Pierson v. Beard

181 S.W. 765 | Tex. App. | 1915

* Application for writ of error pending in Supreme Court. It is insisted that the issuance of citations to and service thereof on appellants L. B. Pierson and Sylvia White in Bexar county was unauthorized, because it was alleged in Beard's petition that they were residents of Cameron county, and it did not appear that citations to that county had been issued and not returned or had been returned not served. The contention is supported by Bean v. McQuiddy, 1 White W.Civ.Cas.Ct. §§ 52, 53, and Duer v. Endres, 1 White W.Civ.Cas.Ct. § 322, decided on the authority of Ward v. Lattimer, *766 2 Tex. 245. In the case last mentioned the residence of the defendants was alleged to be in Red River county, where the suit was pending. Citation to that county having been issued and returned not served as to one of the defendants, an alias citation was issued to Lamar county, and there served on that defendant. The court held the service in Lamar county to be a nullity, on the ground that the statute "makes no provision for sending a summons out of the county, when the defendants all reside in the same county where the suit is instituted," overlooking, evidently, section 19 of the act May 13, 1846 (P. D. art. 1435), then in force, as follows:

"When any process shall have been improperly served, or shall not have been returned, or shall have been returned without service, it shall be the duty of the clerk, upon the application of any party interested, his agent or attorney, to issue other process, directed to the sheriff or other officer of the same or any other county, as the party applying may direct."

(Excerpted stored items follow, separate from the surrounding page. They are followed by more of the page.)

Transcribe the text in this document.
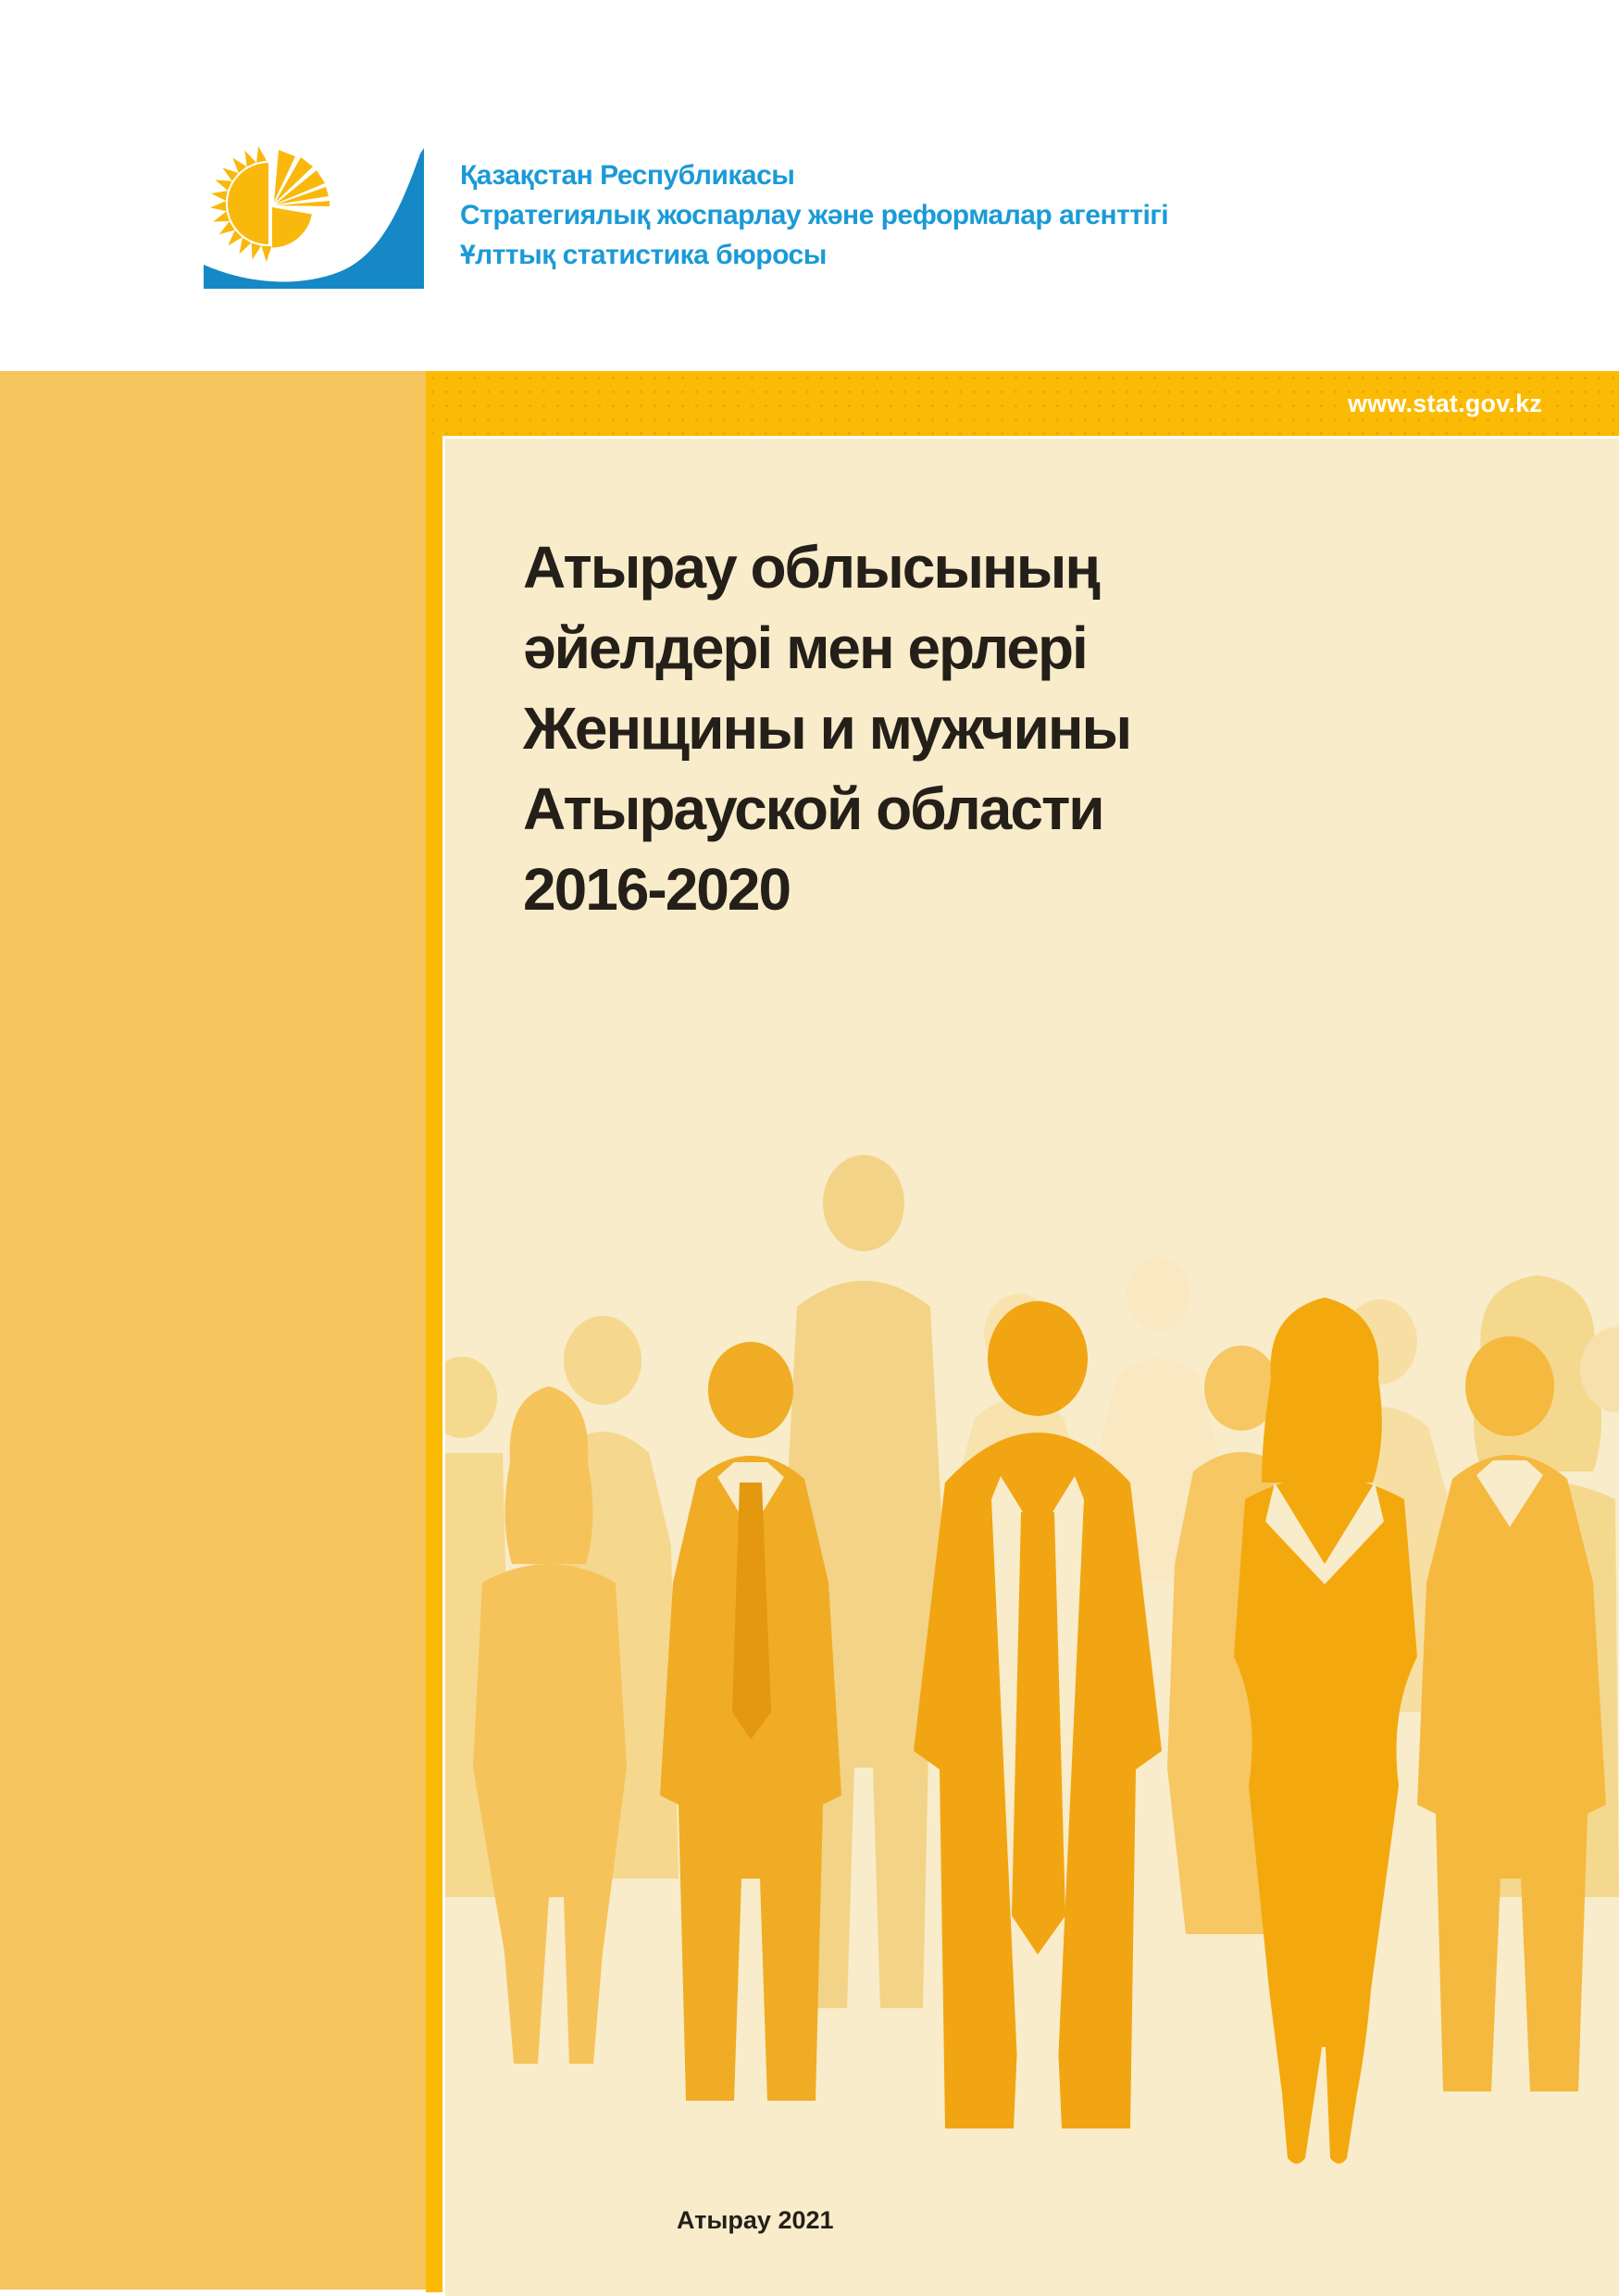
Қазақстан Республикасы
Стратегиялық жоспарлау және реформалар агенттігі
Ұлттық статистика бюросы
www.stat.gov.kz
Атырау облысының
әйелдері мен ерлері
Женщины и мужчины
Атырауской области
2016-2020
Атырау 2021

The section just set out of the act referred to is the same as article 1866, Vernon's Statutes, and has been the law since its enactment in 1846. The Supreme Court, in Lauderdale v. Ennis Stationery Co.,80 Tex. 496, 16 S.W. 309, declaring it to be the duty of the clerk to issue citation to the defendants to the county in which they were alleged in the petition to reside, as directed by article 1215 of the Revised Statutes (article 1852, Vernon's Statutes), held it to be proper, "upon the existence of any contingency mentioned in article 1227 of the revised statutes [being section 19 of the act of 1846, quoted above], for the clerk to issue alias process to the same or any other county, as directed, without an amendment of the pleading of the plaintiff; and when such process is found in the record, properly served, it will be presumed that its issuance was properly directed." In the Lauderdale Case the appeal was from a judgment by default. In Railway v. Hagler,38 Tex. Civ. App. 52, 84 S.W. 692, it was held: "Where, in the process of a suit, it becomes necessary or advisable to issue citation to a county other than as originally prayed for, a mere suggestion to that effect devolves the duty upon the clerk of the proper court to do so."

The effect of the rulings made in the two cases last cited, if it affirmatively appeared that the citations issued to and served on appellants, L. B. Pierson and Sylvia White in Bexar county were alias, and not original, writs, would be to require us to presume the existence of a state of facts which authorized the issuance of the alias writs, and to overrule their contention. The question is: Should the presumption be indulged and the contentions overruled because it does not affirmatively appear from anything in the record that the citations served on them were not alias writs? We are of the opinion the question should be answered in the affirmative. The burden is on appellants to show error entitling them to the relief they ask at the hands of this court. They have not shown it, but are in the attitude of asking this court, as a basis for sustaining their claim of error, to presume that the clerk, in violation of his duty, did not issue the citations to Cameron county as prayed for in the plaintiff's petition, but, instead, in the absence of facts which would have authorized him to do so, and, therefore in violation of law, issued the citations to Bexar county. The writer is further of the opinion, notwithstanding the rulings to the contrary made in the cases referred to, that, even if it conclusively appeared that the citations issued to Bexar county and served upon said appellants L. B. Pierson and Sylvia White were not alias, but were the original citations, the service on them should be held to have been sufficient to authorize the judgment by default rendered against them. They were duly served with the notice they, as defendants in the suit, were entitled to by the terms of the law, and he does not think the mere fact that service of that notice was had on them in another county in the state than the one they were alleged to reside in is a reason why they should not be held to have been bound to answer the suit.

The other contention, made on behalf of the appellant Selma Pierson, that the judgment is erroneous in so far as it is against her personally, is sustained. It appeared from the allegation in the plaintiff's petition that she was the wife of appellant L. B. Pierson, and neither that petition nor the intervener's petition disclosed that the debts respectively sued on, or either of same, were contracted for the benefit of her separate estate, or any other fact that authorized such judgment against her. Trimble v. Miller, 24 Tex. 214; Covington v. Burleson, 28 Tex. 368; Noel v. Clark, 25 Tex. Civ. App. 136, 60 S.W. 359.

The judgment will be so reformed as to deny to appellee Beard and also to appellee bank relief against Selma Pierson other than the foreclosure awarded against her of their respective liens. As so reformed, the judgment will be affirmed.